By Eileen Buckley
Buffalo, NY – An 11-year-old girl's spirit lives on one year after her battle with cancer ended. "Carly's Club" is now part of the Roswell Park Alliance Foundation.
Carly Collard Cottone's childhood was filled with tragedy. She lost her parents to cancer. First her father died in 1993 of lung cancer. Then in 1998, her mother died after battling brain cancer.
Chuck Collard and his wife CaroleAnn adopted Carly. But just ten months after her mom passed away, doctors found a tumor at the base of her brain. Collard says it was Carly's idea to start the research fund.
"When we sat down to talk with Carly she said why don't we just do something on our own," Collard said. "I asked her what she would call it and she said Carly's Club. For her to actually think of that idea at the time when she was only eight-and-a- half, to actually reach out and help other kids while going through her battle, she always put other kids first."
Collard says they started the fund as a grassroots effort, but in the last three years they've raised over a half-million dollars for research. Roswell has expanded the program calling it "Carly's Club for Kids and Cancer Research." John Cowel, chair of Roswell's Cancer Genetics Department, says they hope to make Carly's Club can become as large as Boston's Jimmy Fund.
"I think it can compare favorably. The Jimmy Fund has obviously been going for a long time.

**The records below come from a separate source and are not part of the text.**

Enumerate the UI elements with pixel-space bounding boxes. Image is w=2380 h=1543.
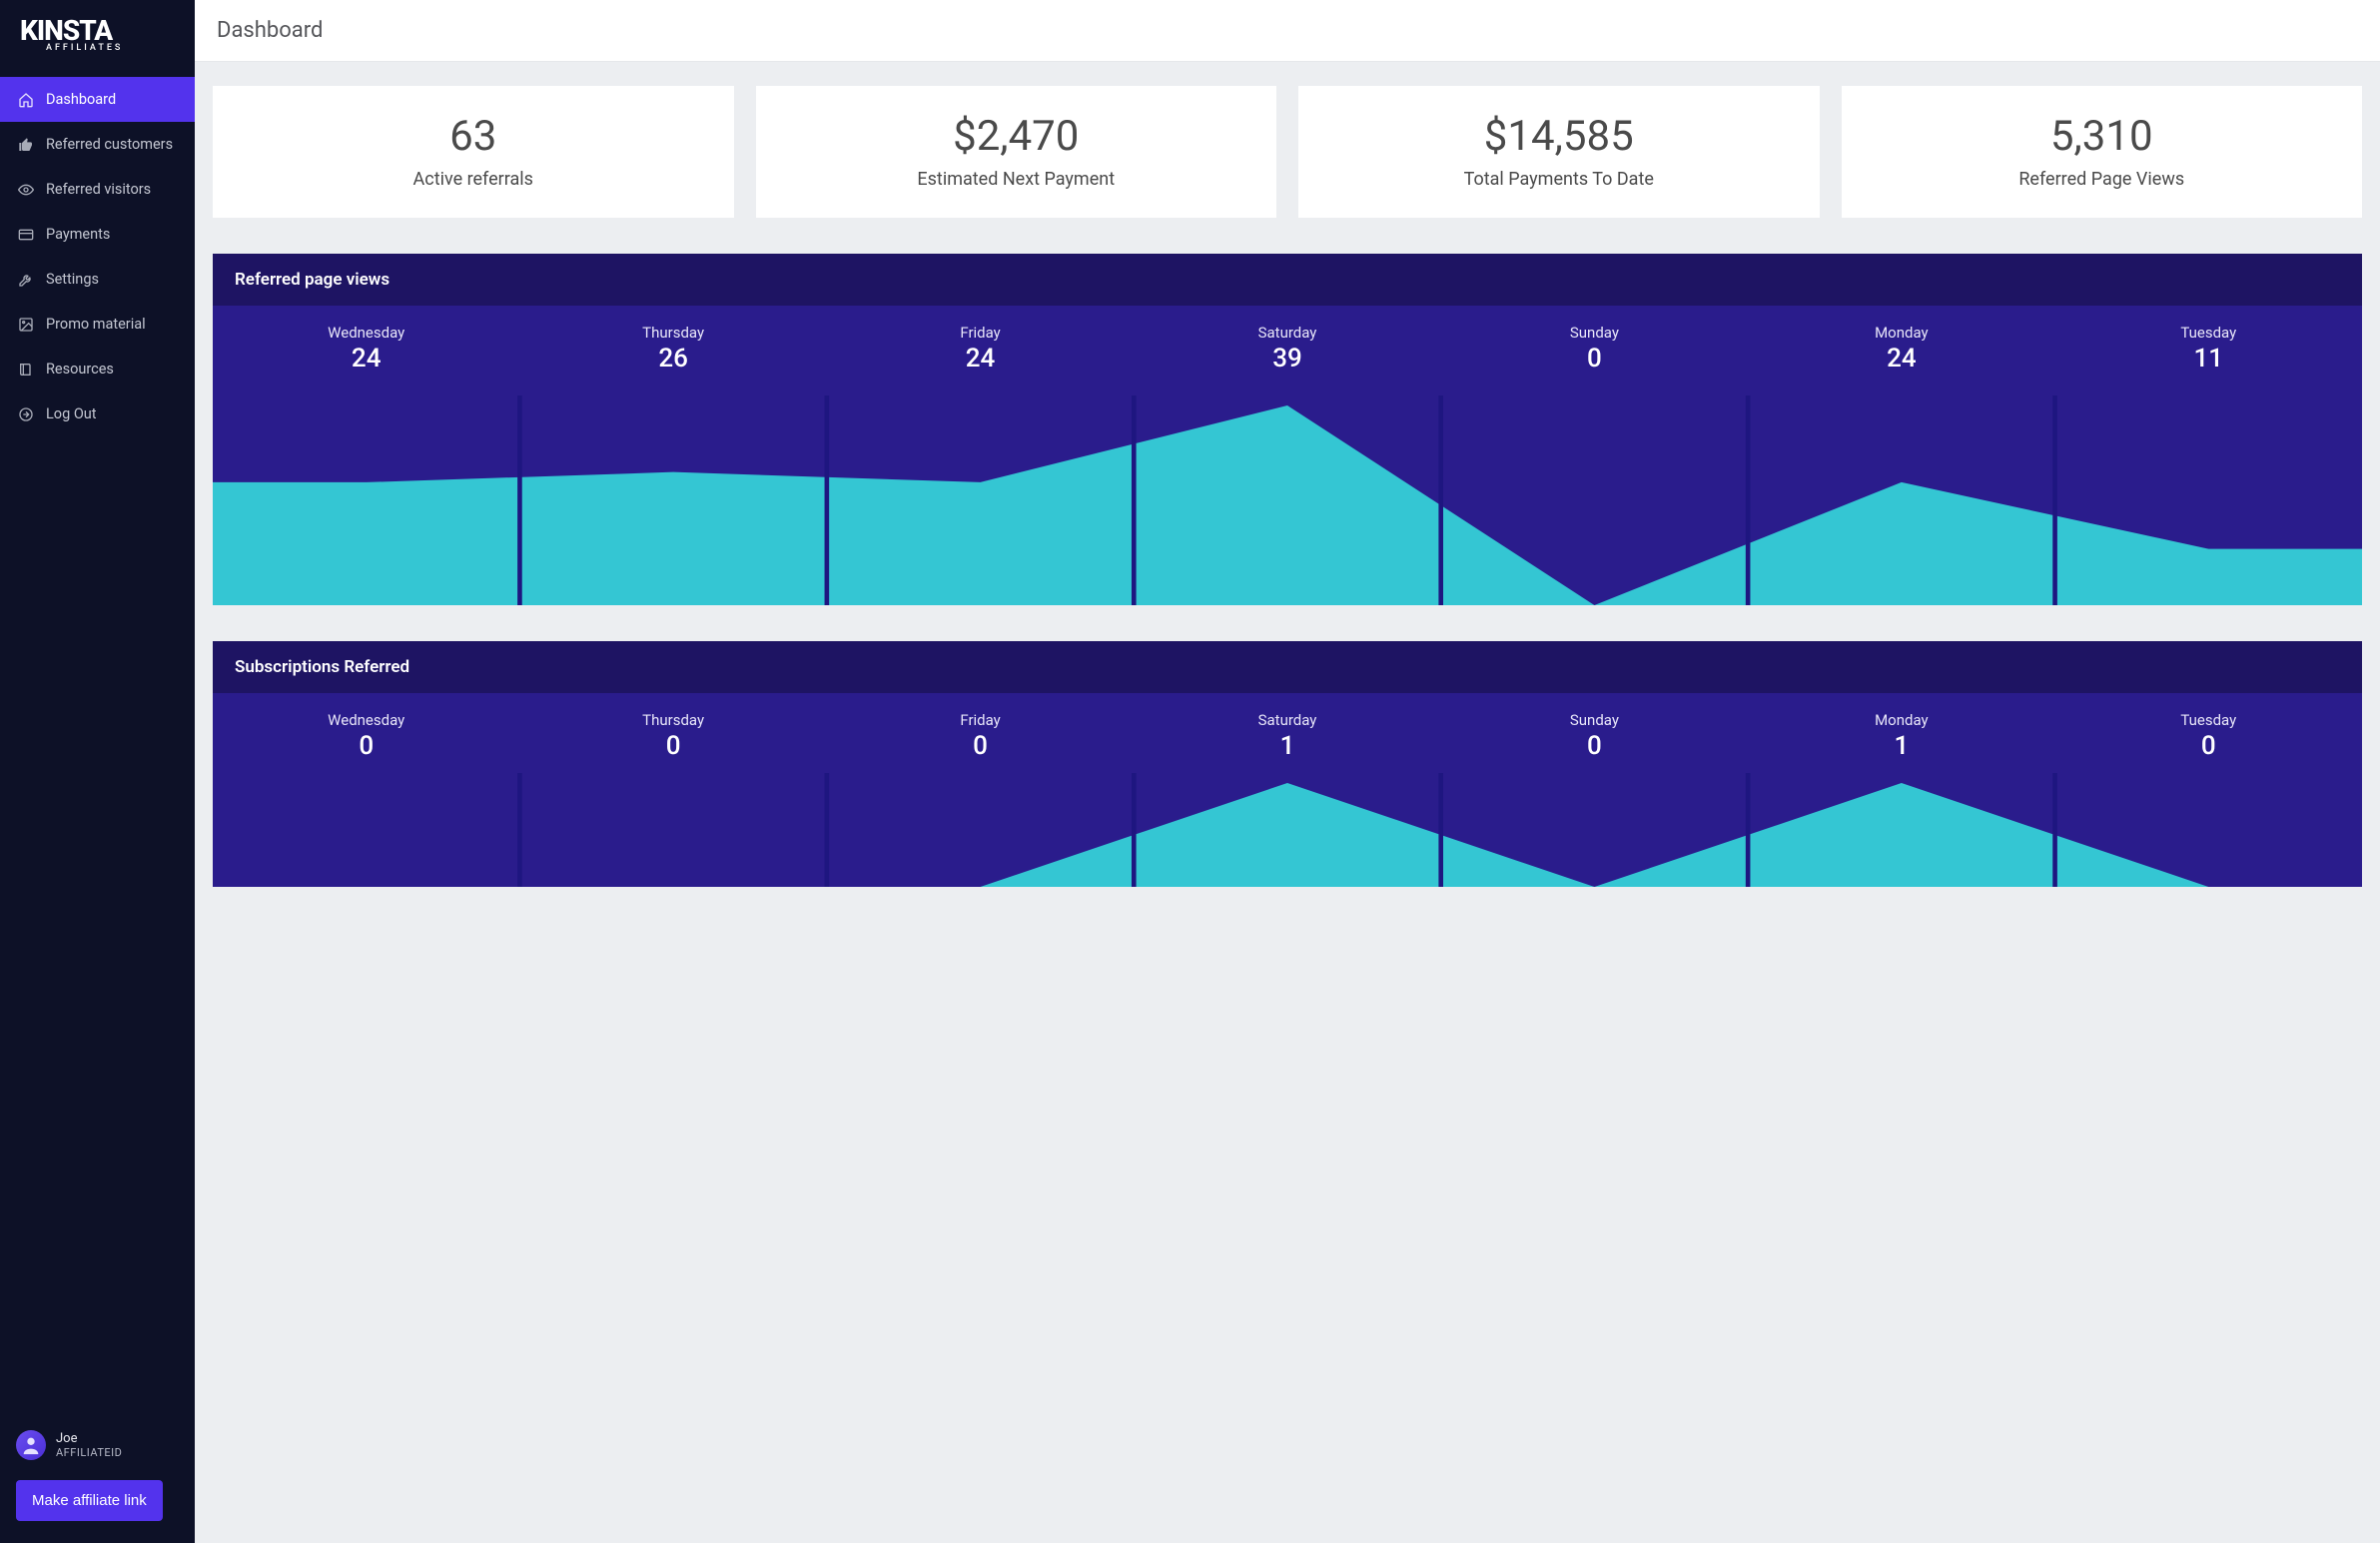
stat-total-payments: $14,585 Total Payments To Date <box>1298 86 1820 218</box>
stat-label: Referred Page Views <box>1862 169 2343 190</box>
stat-page-views: 5,310 Referred Page Views <box>1842 86 2363 218</box>
day-value: 0 <box>519 731 826 761</box>
chart-labels: Wednesday 24 Thursday 26 Friday 24 Saturday… <box>213 324 2362 374</box>
chart-body: Wednesday0 Thursday0 Friday0 Saturday1 S… <box>213 693 2362 887</box>
make-affiliate-link-button[interactable]: Make affiliate link <box>16 1480 163 1521</box>
chart-body: Wednesday 24 Thursday 26 Friday 24 Saturday… <box>213 306 2362 605</box>
user-name: Joe <box>56 1431 122 1447</box>
day-label: Wednesday <box>213 711 519 729</box>
sidebar-footer: Joe AFFILIATEID Make affiliate link <box>0 1414 195 1543</box>
day-label: Saturday <box>1134 324 1440 342</box>
sidebar-item-label: Referred visitors <box>46 181 151 198</box>
sidebar-item-label: Log Out <box>46 405 97 422</box>
day-label: Sunday <box>1441 711 1748 729</box>
logo: KINSTA AFFILIATES <box>0 0 195 71</box>
brand-subtitle: AFFILIATES <box>46 43 175 53</box>
sidebar-item-resources[interactable]: Resources <box>0 347 195 391</box>
day-label: Thursday <box>519 324 826 342</box>
day-label: Saturday <box>1134 711 1440 729</box>
chart-title: Referred page views <box>213 254 2362 306</box>
sidebar-item-label: Payments <box>46 226 110 243</box>
chart-subscriptions-referred: Subscriptions Referred Wednesday0 Thursd… <box>213 641 2362 887</box>
day-value: 0 <box>213 731 519 761</box>
home-icon <box>18 92 34 108</box>
stat-value: 5,310 <box>1862 112 2343 161</box>
day-label: Tuesday <box>2055 711 2362 729</box>
nav: Dashboard Referred customers Referred vi… <box>0 77 195 436</box>
stat-label: Total Payments To Date <box>1318 169 1800 190</box>
day-value: 39 <box>1134 344 1440 374</box>
day-value: 11 <box>2055 344 2362 374</box>
day-label: Thursday <box>519 711 826 729</box>
chart-labels: Wednesday0 Thursday0 Friday0 Saturday1 S… <box>213 711 2362 761</box>
content: 63 Active referrals $2,470 Estimated Nex… <box>195 62 2380 911</box>
day-label: Tuesday <box>2055 324 2362 342</box>
day-value: 26 <box>519 344 826 374</box>
thumbs-up-icon <box>18 137 34 153</box>
sidebar-item-payments[interactable]: Payments <box>0 212 195 257</box>
day-value: 1 <box>1748 731 2054 761</box>
sidebar-item-label: Dashboard <box>46 91 116 108</box>
sidebar: KINSTA AFFILIATES Dashboard Referred cus… <box>0 0 195 1543</box>
day-value: 0 <box>2055 731 2362 761</box>
day-label: Sunday <box>1441 324 1748 342</box>
day-value: 1 <box>1134 731 1440 761</box>
credit-card-icon <box>18 227 34 243</box>
day-label: Monday <box>1748 711 2054 729</box>
chart-title: Subscriptions Referred <box>213 641 2362 693</box>
affiliate-id: AFFILIATEID <box>56 1446 122 1459</box>
stat-next-payment: $2,470 Estimated Next Payment <box>756 86 1277 218</box>
stat-value: $14,585 <box>1318 112 1800 161</box>
user-info[interactable]: Joe AFFILIATEID <box>16 1430 179 1460</box>
sidebar-item-referred-visitors[interactable]: Referred visitors <box>0 167 195 212</box>
day-label: Friday <box>827 711 1134 729</box>
sidebar-item-dashboard[interactable]: Dashboard <box>0 77 195 122</box>
main: Dashboard 63 Active referrals $2,470 Est… <box>195 0 2380 1543</box>
stat-active-referrals: 63 Active referrals <box>213 86 734 218</box>
sidebar-item-promo-material[interactable]: Promo material <box>0 302 195 347</box>
sidebar-item-label: Settings <box>46 271 99 288</box>
sidebar-item-settings[interactable]: Settings <box>0 257 195 302</box>
day-label: Friday <box>827 324 1134 342</box>
day-label: Wednesday <box>213 324 519 342</box>
day-label: Monday <box>1748 324 2054 342</box>
stat-value: $2,470 <box>776 112 1257 161</box>
sidebar-item-label: Resources <box>46 361 114 378</box>
avatar <box>16 1430 46 1460</box>
stats-row: 63 Active referrals $2,470 Estimated Nex… <box>213 86 2362 218</box>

It has a very extensive network, but I think it is quite rare to have a high concentration of pediatric cancer research in one organization," Cowel said. "I think as momentum gathers and scientific information comes out we can compare very favorably, although obviously it is a much smaller population."
Collard says he continues to share his personal experience through Carly's Club with other families.
"What my wife went through, we saw a lot of things from the inside looking out that normally you would not see from the outside looking in," Collard said. "We have taken some of those lessons that we've learned and related them to hopefully making the experience for patients and families a little bit more manageable."
Last Friday Roswell officially unveiled a new Carly's Club moniker for all pediatric fundraising allowing the girl's legacy to live on in the fight to find a cure for childhood cancer.